Gigantisches Langhaus aus 3. Jh. in Norwegen entdeckt
Die eingebundenen Archäologen mussten tatsächlich zweimal hinsehen, doch das Ergebnis war eindeutig: Ein ungewöhnlich großes Langhaus, das einst in Øvre Eiker stand, wurde im 3. Jahrhundert erbaut – und könnte einem König gehört haben.
Die Grabungen in Øvre Eiker nahe Oslo im Sommer 2023 waren mit hohen Erwartungen verbunden – und die Archäologen wurden nicht enttäuscht. Zum Vorschein kam nämlich ein Langhaus von außergewöhnlichen Dimensionen.

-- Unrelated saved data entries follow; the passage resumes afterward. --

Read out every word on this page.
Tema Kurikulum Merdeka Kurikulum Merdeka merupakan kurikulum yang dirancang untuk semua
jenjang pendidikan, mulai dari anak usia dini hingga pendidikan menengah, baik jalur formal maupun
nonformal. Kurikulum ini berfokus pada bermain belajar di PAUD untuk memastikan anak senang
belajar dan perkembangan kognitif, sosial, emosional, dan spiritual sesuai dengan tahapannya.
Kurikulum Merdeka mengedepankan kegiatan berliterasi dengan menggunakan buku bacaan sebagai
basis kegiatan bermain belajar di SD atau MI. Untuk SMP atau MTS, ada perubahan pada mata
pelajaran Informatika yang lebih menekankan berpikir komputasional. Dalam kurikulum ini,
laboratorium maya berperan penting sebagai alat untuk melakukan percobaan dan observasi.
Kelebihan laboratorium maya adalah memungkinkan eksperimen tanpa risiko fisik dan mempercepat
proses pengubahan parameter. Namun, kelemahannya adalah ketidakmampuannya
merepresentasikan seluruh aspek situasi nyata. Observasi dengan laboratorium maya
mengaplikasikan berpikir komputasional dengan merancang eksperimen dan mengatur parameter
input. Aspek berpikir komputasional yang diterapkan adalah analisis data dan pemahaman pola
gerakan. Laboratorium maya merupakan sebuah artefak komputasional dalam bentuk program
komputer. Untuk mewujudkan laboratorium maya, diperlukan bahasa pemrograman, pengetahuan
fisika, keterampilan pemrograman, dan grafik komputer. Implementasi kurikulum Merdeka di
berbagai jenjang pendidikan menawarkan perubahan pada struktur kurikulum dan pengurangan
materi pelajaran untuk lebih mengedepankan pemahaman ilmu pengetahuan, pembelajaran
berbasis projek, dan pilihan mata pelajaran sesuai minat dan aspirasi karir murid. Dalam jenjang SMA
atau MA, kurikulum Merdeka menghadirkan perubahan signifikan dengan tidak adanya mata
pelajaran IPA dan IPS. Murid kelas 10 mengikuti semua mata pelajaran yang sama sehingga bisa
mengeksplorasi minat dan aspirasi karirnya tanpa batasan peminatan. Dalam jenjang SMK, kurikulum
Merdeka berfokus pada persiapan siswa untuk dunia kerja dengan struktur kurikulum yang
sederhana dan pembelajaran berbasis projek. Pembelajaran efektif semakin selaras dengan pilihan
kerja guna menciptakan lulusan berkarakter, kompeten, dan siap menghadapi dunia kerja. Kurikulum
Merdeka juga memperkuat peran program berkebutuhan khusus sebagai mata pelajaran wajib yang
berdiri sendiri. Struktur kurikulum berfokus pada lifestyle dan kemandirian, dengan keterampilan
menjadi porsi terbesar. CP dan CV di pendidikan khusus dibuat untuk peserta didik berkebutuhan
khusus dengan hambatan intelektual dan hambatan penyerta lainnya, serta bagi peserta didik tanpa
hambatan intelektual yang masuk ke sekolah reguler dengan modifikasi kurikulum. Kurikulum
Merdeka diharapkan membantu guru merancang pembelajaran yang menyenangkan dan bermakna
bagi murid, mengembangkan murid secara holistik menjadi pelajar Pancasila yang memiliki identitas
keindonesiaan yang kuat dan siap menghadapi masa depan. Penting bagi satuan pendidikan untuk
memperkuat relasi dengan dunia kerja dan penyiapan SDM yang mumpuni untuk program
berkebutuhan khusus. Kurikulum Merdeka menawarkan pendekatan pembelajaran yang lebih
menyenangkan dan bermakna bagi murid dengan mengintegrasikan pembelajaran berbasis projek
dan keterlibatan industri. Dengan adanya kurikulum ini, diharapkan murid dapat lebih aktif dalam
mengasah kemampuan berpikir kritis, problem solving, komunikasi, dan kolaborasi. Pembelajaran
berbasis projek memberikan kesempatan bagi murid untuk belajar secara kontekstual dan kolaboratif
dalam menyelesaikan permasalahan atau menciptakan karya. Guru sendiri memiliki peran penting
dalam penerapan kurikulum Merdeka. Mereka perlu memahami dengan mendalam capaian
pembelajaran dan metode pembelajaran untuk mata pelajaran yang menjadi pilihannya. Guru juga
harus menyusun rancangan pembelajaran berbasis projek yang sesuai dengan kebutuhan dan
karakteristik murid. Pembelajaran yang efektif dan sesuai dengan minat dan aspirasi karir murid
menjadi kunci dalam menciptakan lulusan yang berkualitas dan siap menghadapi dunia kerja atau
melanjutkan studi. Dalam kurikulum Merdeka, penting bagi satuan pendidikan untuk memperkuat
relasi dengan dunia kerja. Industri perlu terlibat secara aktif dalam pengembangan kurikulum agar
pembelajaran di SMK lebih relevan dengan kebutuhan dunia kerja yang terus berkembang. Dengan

Besonders bemerkenswert: seine Breite. Mit einer Spannweite von 9 Metern zwischen den tragenden Dachsäulen und einer Gesamtbreite von 16 Metern brauchte es massive Balken, um die Konstruktion zu stützen.
„Um etwas Vergleichbares zu finden, müssen wir bis ins 15. Jahrhundert zurückgehen. Anfangs dachten wir daher, das Gebäude stamme aus dieser Zeit,“ erklärt Projektleiter Jes Martens, außerordentlicher Professor am Museum für Kulturgeschichte der Universität Oslo.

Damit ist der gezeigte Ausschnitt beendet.